Auch über die Anzahl der Opfer herrscht keine Einigkeit. Während viele Experten von fünf Opfern (die „kanonischen Fünf“) ausgehen, gehen andere Theorien von bis zu elf Morden aus.
Vermächtnis
Die Einflüsse der Jack The Ripper-Morde auf die Populärkultur sind so zahlreich, dass eine vollständige Auflistung nahezu unmöglich ist. Im cineastischen Bereich sind wohl vor allem die Filme „Sherlock Holmes‘ größter Fall“ (1965), „Mord an der Themse“ (1979) oder „From Hell“ (2001) mit Johnny Depp zu nennen.
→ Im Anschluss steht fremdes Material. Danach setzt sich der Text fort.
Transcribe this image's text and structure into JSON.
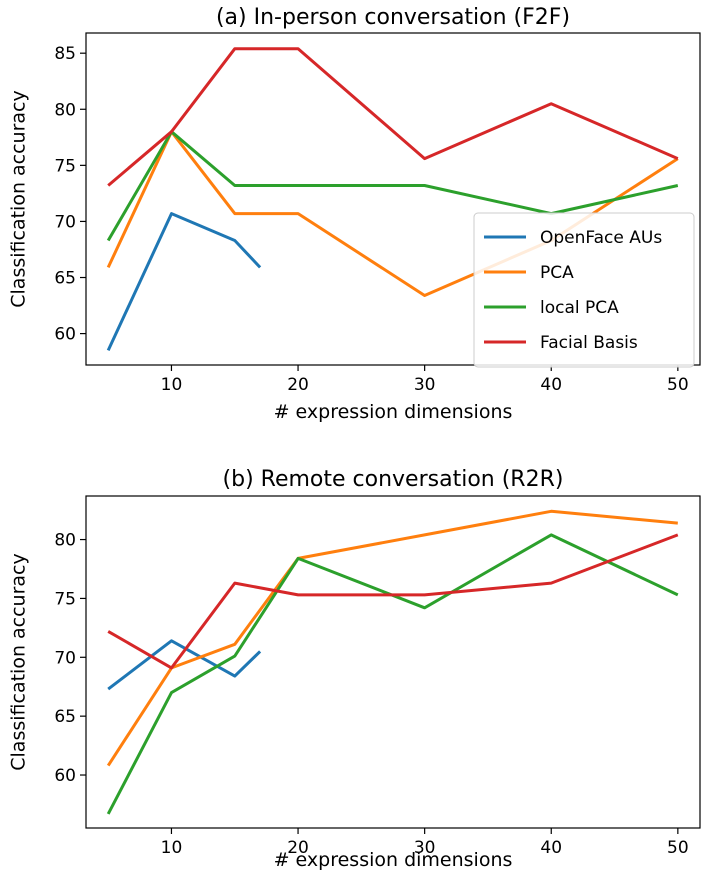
{
  "chart_data": [
    {
      "type": "line",
      "title": "(a) In-person conversation (F2F)",
      "xlabel": "# expression dimensions",
      "ylabel": "Classification accuracy",
      "xlim": [
        3.25,
        51.75
      ],
      "ylim": [
        57.2,
        86.8
      ],
      "xticks": [
        10,
        20,
        30,
        40,
        50
      ],
      "yticks": [
        60,
        65,
        70,
        75,
        80,
        85
      ],
      "grid": false,
      "legend": "center-right",
      "series": [
        {
          "name": "OpenFace AUs",
          "color": "#1f77b4",
          "x": [
            5,
            10,
            15,
            17
          ],
          "y": [
            58.5,
            70.7,
            68.3,
            65.9
          ]
        },
        {
          "name": "PCA",
          "color": "#ff7f0e",
          "x": [
            5,
            10,
            15,
            20,
            30,
            40,
            50
          ],
          "y": [
            65.9,
            78.0,
            70.7,
            70.7,
            63.4,
            68.3,
            75.6
          ]
        },
        {
          "name": "local PCA",
          "color": "#2ca02c",
          "x": [
            5,
            10,
            15,
            20,
            30,
            40,
            50
          ],
          "y": [
            68.3,
            78.0,
            73.2,
            73.2,
            73.2,
            70.7,
            73.2
          ]
        },
        {
          "name": "Facial Basis",
          "color": "#d62728",
          "x": [
            5,
            10,
            15,
            20,
            30,
            40,
            50
          ],
          "y": [
            73.2,
            78.0,
            85.4,
            85.4,
            75.6,
            80.5,
            75.6
          ]
        }
      ]
    },
    {
      "type": "line",
      "title": "(b) Remote conversation (R2R)",
      "xlabel": "# expression dimensions",
      "ylabel": "Classification accuracy",
      "xlim": [
        3.25,
        51.75
      ],
      "ylim": [
        55.5,
        83.7
      ],
      "xticks": [
        10,
        20,
        30,
        40,
        50
      ],
      "yticks": [
        60,
        65,
        70,
        75,
        80
      ],
      "grid": false,
      "legend": "none",
      "series": [
        {
          "name": "OpenFace AUs",
          "color": "#1f77b4",
          "x": [
            5,
            10,
            15,
            17
          ],
          "y": [
            67.3,
            71.4,
            68.4,
            70.5
          ]
        },
        {
          "name": "PCA",
          "color": "#ff7f0e",
          "x": [
            5,
            10,
            15,
            20,
            30,
            40,
            50
          ],
          "y": [
            60.8,
            69.1,
            71.1,
            78.4,
            80.4,
            82.4,
            81.4
          ]
        },
        {
          "name": "local PCA",
          "color": "#2ca02c",
          "x": [
            5,
            10,
            15,
            20,
            30,
            40,
            50
          ],
          "y": [
            56.7,
            67.0,
            70.1,
            78.4,
            74.2,
            80.4,
            75.3
          ]
        },
        {
          "name": "Facial Basis",
          "color": "#d62728",
          "x": [
            5,
            10,
            15,
            20,
            30,
            40,
            50
          ],
          "y": [
            72.2,
            69.1,
            76.3,
            75.3,
            75.3,
            76.3,
            80.4
          ]
        }
      ]
    }
  ]
}
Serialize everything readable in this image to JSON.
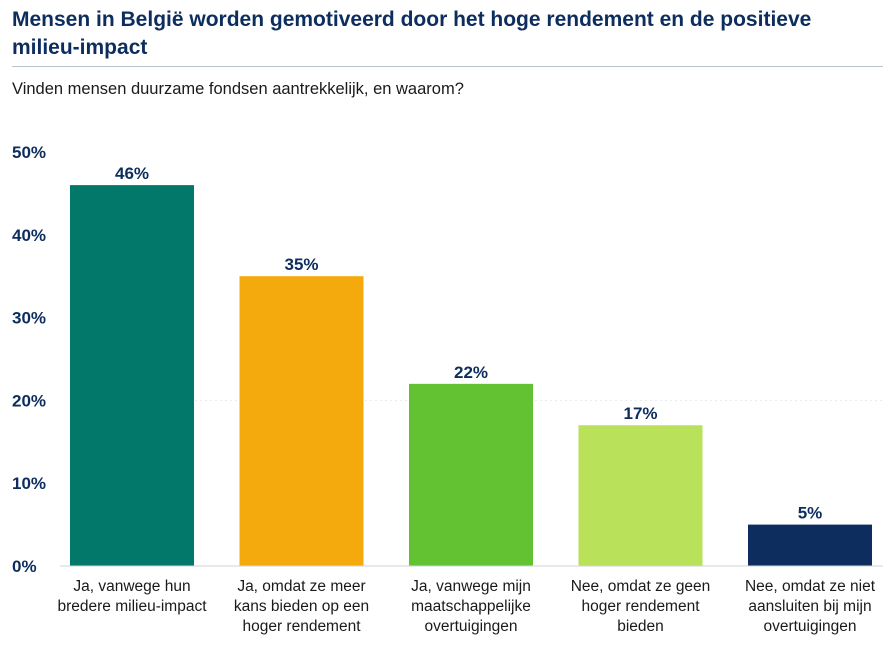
{
  "header": {
    "title": "Mensen in België worden gemotiveerd door het hoge rendement en de positieve milieu-impact",
    "subtitle": "Vinden mensen duurzame fondsen aantrekkelijk, en waarom?"
  },
  "chart_data": {
    "type": "bar",
    "title": "Mensen in België worden gemotiveerd door het hoge rendement en de positieve milieu-impact",
    "subtitle": "Vinden mensen duurzame fondsen aantrekkelijk, en waarom?",
    "categories": [
      "Ja, vanwege hun bredere milieu-impact",
      "Ja, omdat ze meer kans bieden op een hoger rendement",
      "Ja, vanwege mijn maatschappelijke overtuigingen",
      "Nee, omdat ze geen hoger rendement bieden",
      "Nee, omdat ze niet aansluiten bij mijn overtuigingen"
    ],
    "values": [
      46,
      35,
      22,
      17,
      5
    ],
    "data_labels": [
      "46%",
      "35%",
      "22%",
      "17%",
      "5%"
    ],
    "colors": [
      "#01786a",
      "#f4a90c",
      "#63c232",
      "#b9e25a",
      "#0c2d5e"
    ],
    "ylim": [
      0,
      50
    ],
    "yticks": [
      "0%",
      "10%",
      "20%",
      "30%",
      "40%",
      "50%"
    ],
    "xlabel": "",
    "ylabel": "",
    "grid": false,
    "legend": "none"
  }
}
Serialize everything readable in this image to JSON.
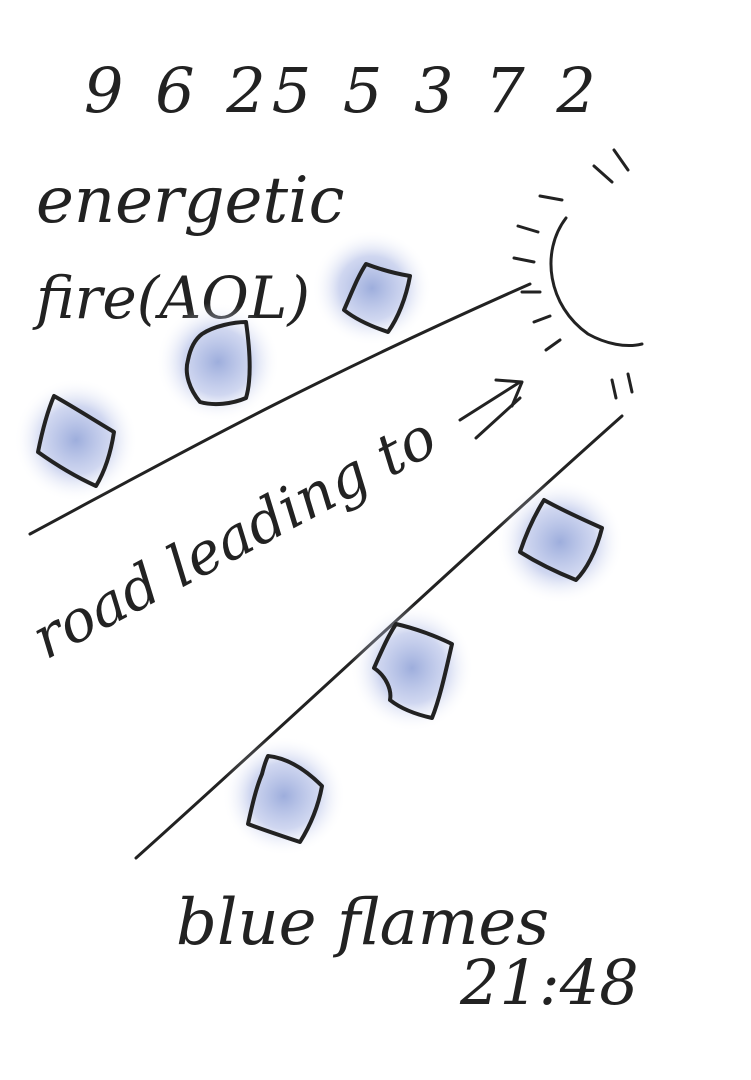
{
  "sketch": {
    "top_number": "9 6 25 5 3 7 2",
    "phrase_1_line_1": "energetic",
    "phrase_1_line_2": "fire(AOL)",
    "road_label": "road leading to",
    "bottom_label": "blue flames",
    "time": "21:48"
  },
  "colors": {
    "ink": "#222222",
    "lantern_fill": "#e4ea9a",
    "lantern_glow": "#8c9fd6",
    "background": "#ffffff"
  },
  "icons": {
    "sun": "sun-icon",
    "arrow": "arrow-icon",
    "lanterns": "lantern-icon"
  }
}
Hinzu kommen mehrere äußerst populäre TV-Serien wie „Jack The Ripper – Das Ungeheuer von London“ (Golden Globe-Gerwinner 1988), „Whitechapel“ (seit 2009 ausgestrahlt) und „Ripper Street“ (seit 2012 ausgestrahlt).
Bekannte Bands wie Die Ärzte, Motörhead oder Judas Priest griffen die Thematik in Songs auf.
Außerdem gilt die sogenannte „Ripperologie“ mittlerweile als eigener Zweig in der Kriminalforschung.